Truth is, some people will find your spouse from the comment section and send them a friend request even though you don’t tag them. However, It all comes down to respecting boundaries and the intent behind the request sent. It also depends on your spouse. Some will accept, and some will decline. We know it’s social media, but there should be boundaries regardless.
Some husbands and wives will not get a friend request even when tagged. Some will get a lot of requests when tagged. So it all depends. At the end of the day, do what works for your peace of mind and your family.

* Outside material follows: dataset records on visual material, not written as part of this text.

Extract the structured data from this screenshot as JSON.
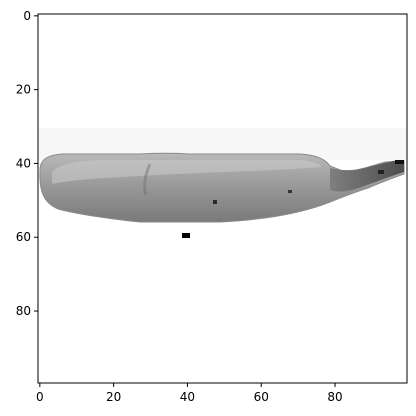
{
  "chart_data": {
    "type": "image",
    "title": "",
    "xlabel": "",
    "ylabel": "",
    "image_shape": [
      100,
      100
    ],
    "origin": "upper",
    "xlim": [
      -0.5,
      99.5
    ],
    "ylim": [
      99.5,
      -0.5
    ],
    "xticks": [
      0,
      20,
      40,
      60,
      80
    ],
    "yticks": [
      0,
      20,
      40,
      60,
      80
    ],
    "xtick_labels": [
      "0",
      "20",
      "40",
      "60",
      "80"
    ],
    "ytick_labels": [
      "0",
      "20",
      "40",
      "60",
      "80"
    ],
    "subject": "grayscale banana",
    "colormap": "gray"
  }
}
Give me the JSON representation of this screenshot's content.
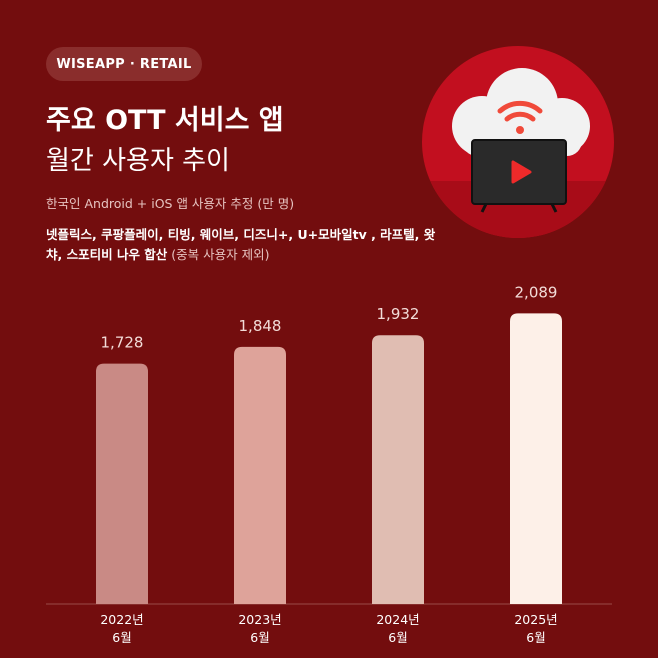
{
  "header": {
    "badge": "WISEAPP · RETAIL",
    "title_line1": "주요 OTT 서비스 앱",
    "title_line2": "월간 사용자 추이",
    "subtitle": "한국인 Android + iOS 앱 사용자 추정 (만 명)",
    "desc_bold": "넷플릭스, 쿠팡플레이, 티빙, 웨이브, 디즈니+, U+모바일tv , 라프텔, 왓챠, 스포티비 나우 합산",
    "desc_note": " (중복 사용자 제외)"
  },
  "illustration": {
    "icon": "cloud-tv-play-icon",
    "bg": "#c20f1f"
  },
  "chart_data": {
    "type": "bar",
    "categories": [
      [
        "2022년",
        "6월"
      ],
      [
        "2023년",
        "6월"
      ],
      [
        "2024년",
        "6월"
      ],
      [
        "2025년",
        "6월"
      ]
    ],
    "values": [
      1728,
      1848,
      1932,
      2089
    ],
    "labels": [
      "1,728",
      "1,848",
      "1,932",
      "2,089"
    ],
    "colors": [
      "#c98a85",
      "#dea39a",
      "#e0bdb2",
      "#fdf0e8"
    ],
    "ylim": [
      0,
      2300
    ],
    "grid": false,
    "ylabel": "",
    "xlabel": ""
  }
}
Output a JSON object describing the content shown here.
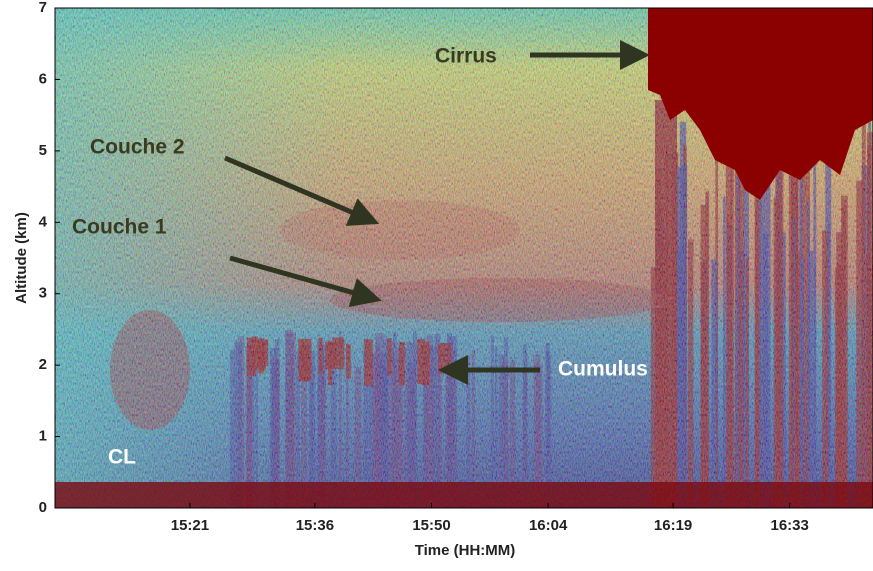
{
  "chart_data": {
    "type": "image",
    "xlabel": "Time (HH:MM)",
    "ylabel": "Altitude (km)",
    "xlim": [
      904.8,
      1003
    ],
    "ylim": [
      0,
      7
    ],
    "xticks": [
      {
        "value": 921,
        "label": "15:21"
      },
      {
        "value": 936,
        "label": "15:36"
      },
      {
        "value": 950,
        "label": "15:50"
      },
      {
        "value": 964,
        "label": "16:04"
      },
      {
        "value": 979,
        "label": "16:19"
      },
      {
        "value": 993,
        "label": "16:33"
      }
    ],
    "yticks": [
      0,
      1,
      2,
      3,
      4,
      5,
      6,
      7
    ],
    "annotations": [
      "Cirrus",
      "Couche 2",
      "Couche 1",
      "Cumulus",
      "CL"
    ]
  }
}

Note; It is not only women who choose not to tag. Some men do not use tags for the same reasons mentioned above. Not because they have something to hide. You can tag all you want and still be a jerk.
Tag or not tagging of your spouse has absolutely nothing to do with INSECURITIES. It is a personal choice. We should all respect other people’s choices. I respect you for tagging your spouse, and I also respect if you choose not to tag your spouse.
What about you? Do you tag your spouses?